= Raphael Aaron Belilios =

Jewish doctor in Hong Kong

Raphael Aaron "Arthur" Belilios (5 December 1873 – 19 June 1929) was a Jewish medical doctor and an eye specialist in Hong Kong and Shanghai.

==Life==

He was the son of Sarah Gubbay (1857-10 Feb 1876) and Aaron Raphael Belilios (1842-11 Jul 1898), born in Calcutta, West Bengal, British India. His father's brother, Emanuel Raphael Belilios was a prominent Jewish merchant and philanthropist in Hong Kong.

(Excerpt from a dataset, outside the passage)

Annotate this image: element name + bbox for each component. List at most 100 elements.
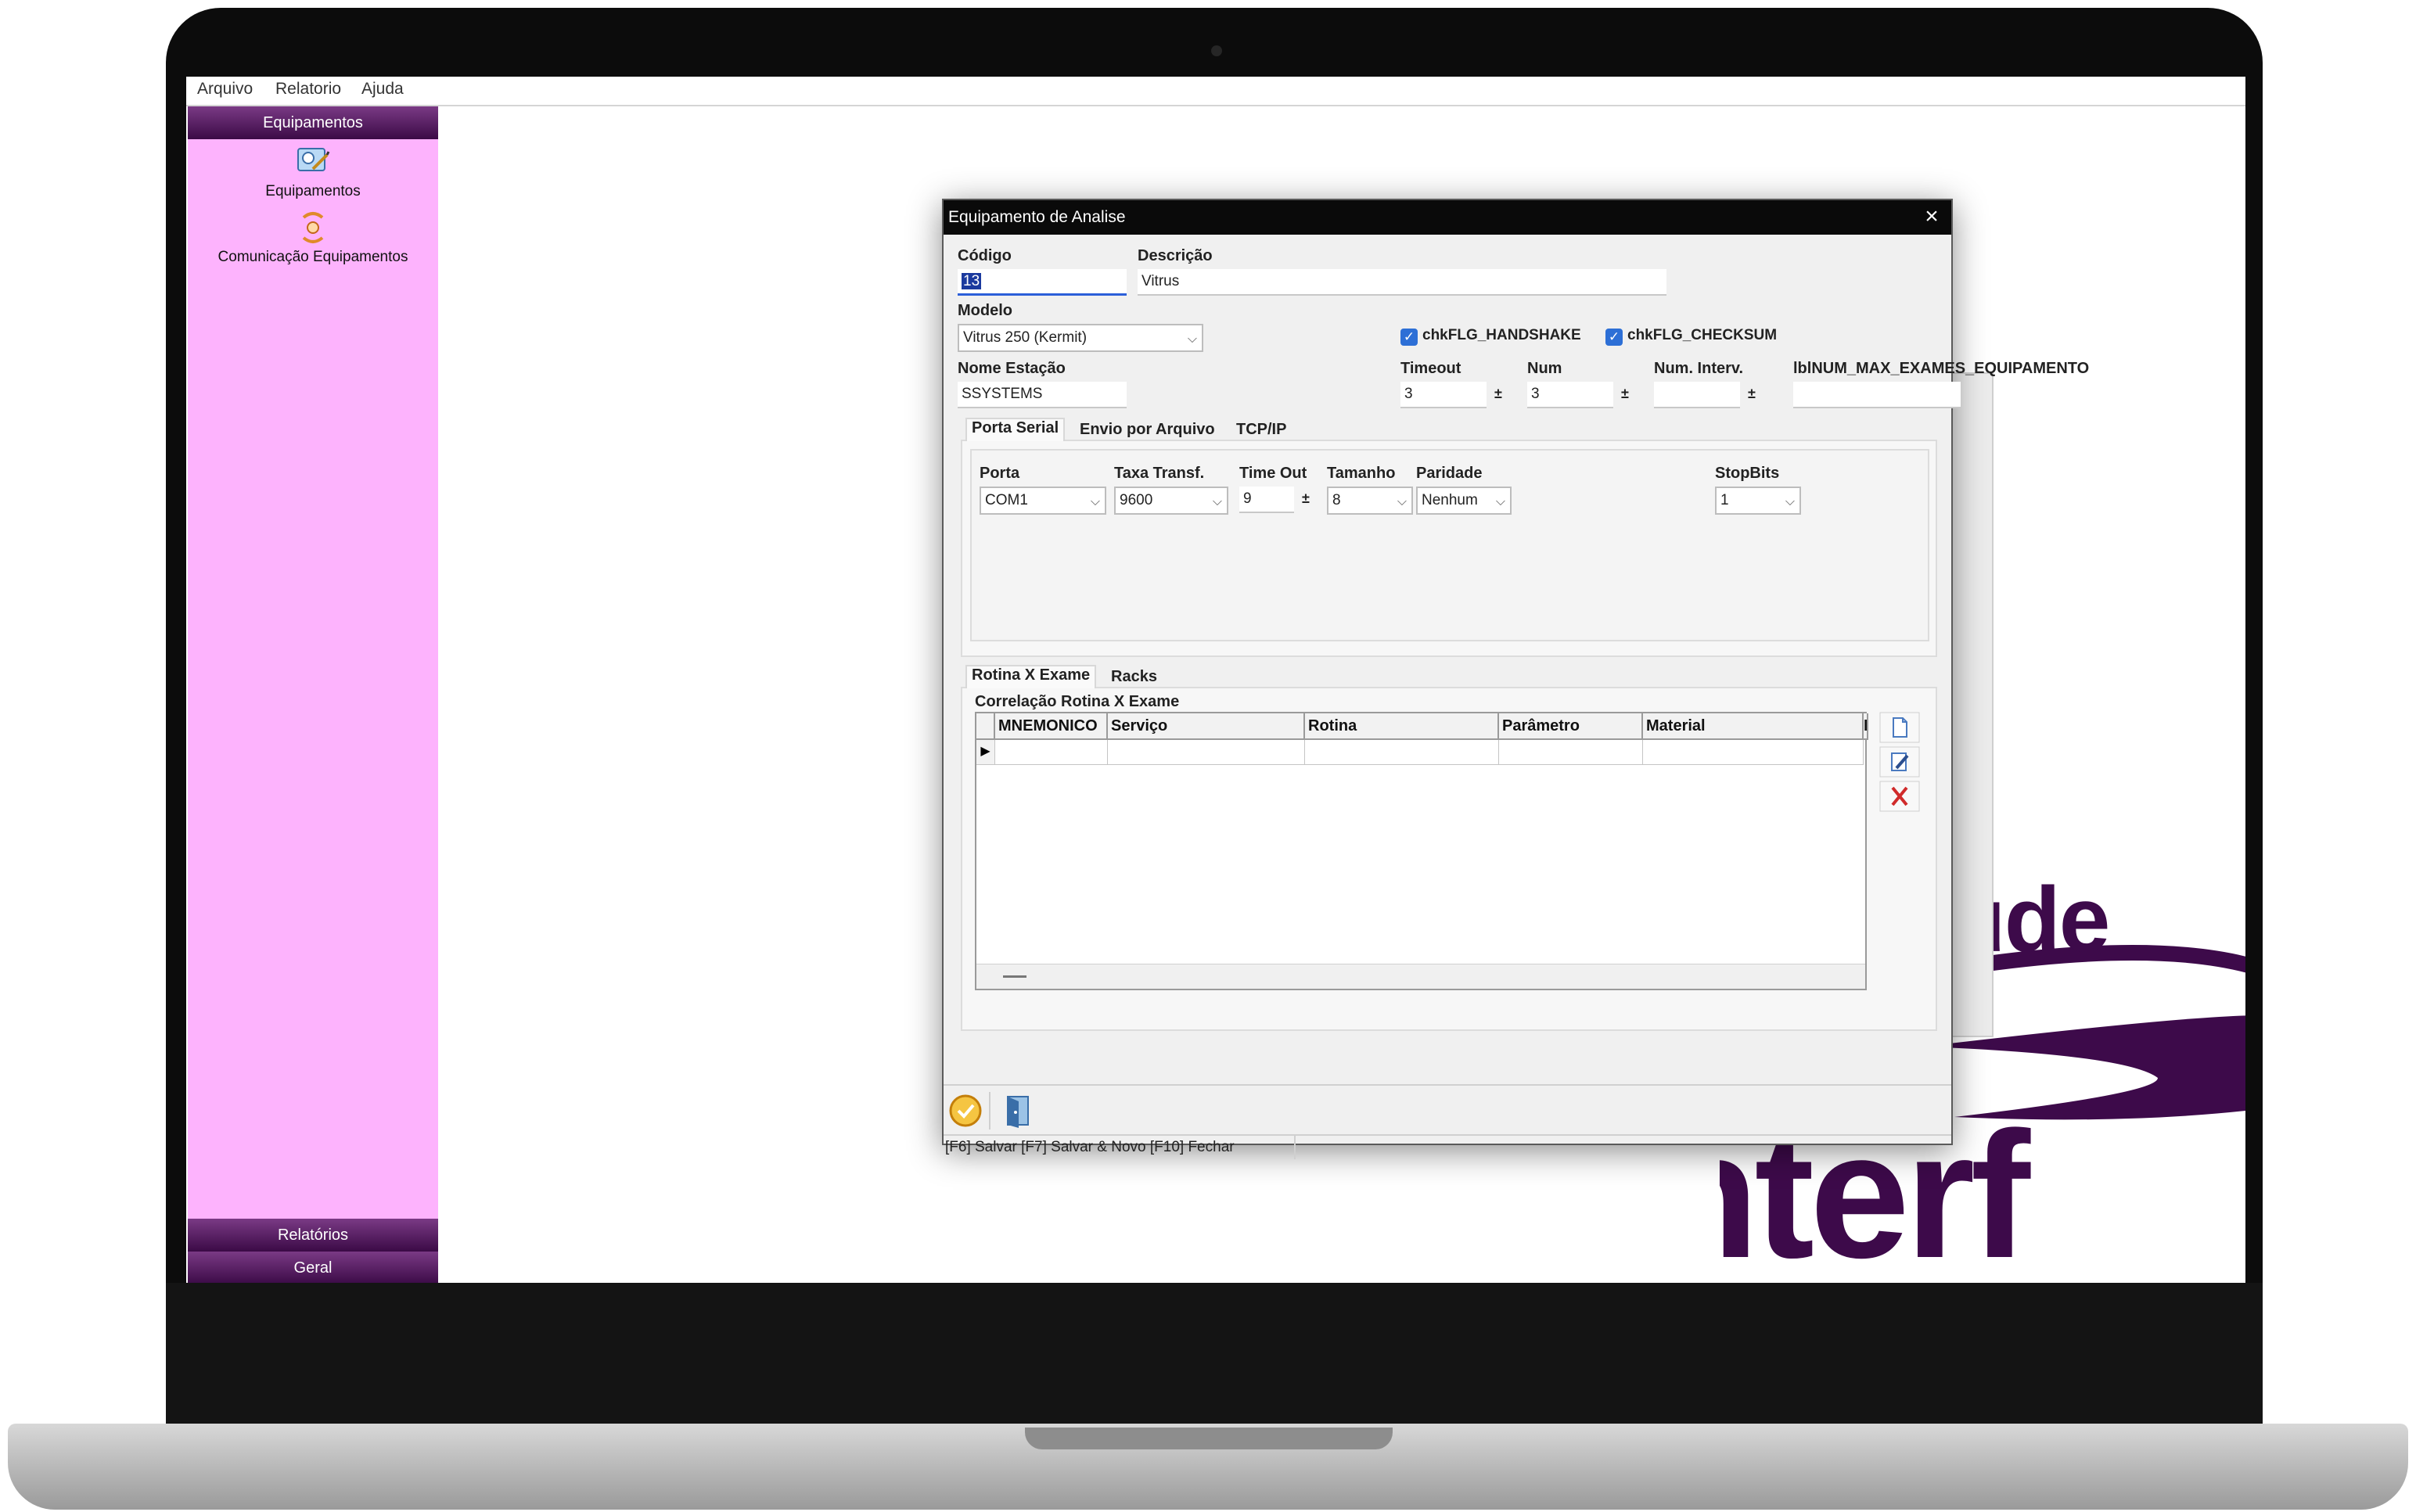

Belilios obtained his Bachelor of Medicine, Bachelor of Surgery and Doctor of Medicine degrees from the University of Edinburgh in 1905 and became the Fellow of the Royal College of Surgeons (Edinburgh) in 1903. He returned to Hong Kong and began to practice in 1907. He was also a lecturer in physiology at the Hong Kong College of Medicine for Chinese from 1908 to 1912 until he moved to Shanghai.

During his residence in Hong Kong he resided at Kingsclere. He died at the General Hospital in Shanghai on 19 July 1929. He was pre-deceased by brother David Aaron Belilios (1875–1922) and survived by wife Mary.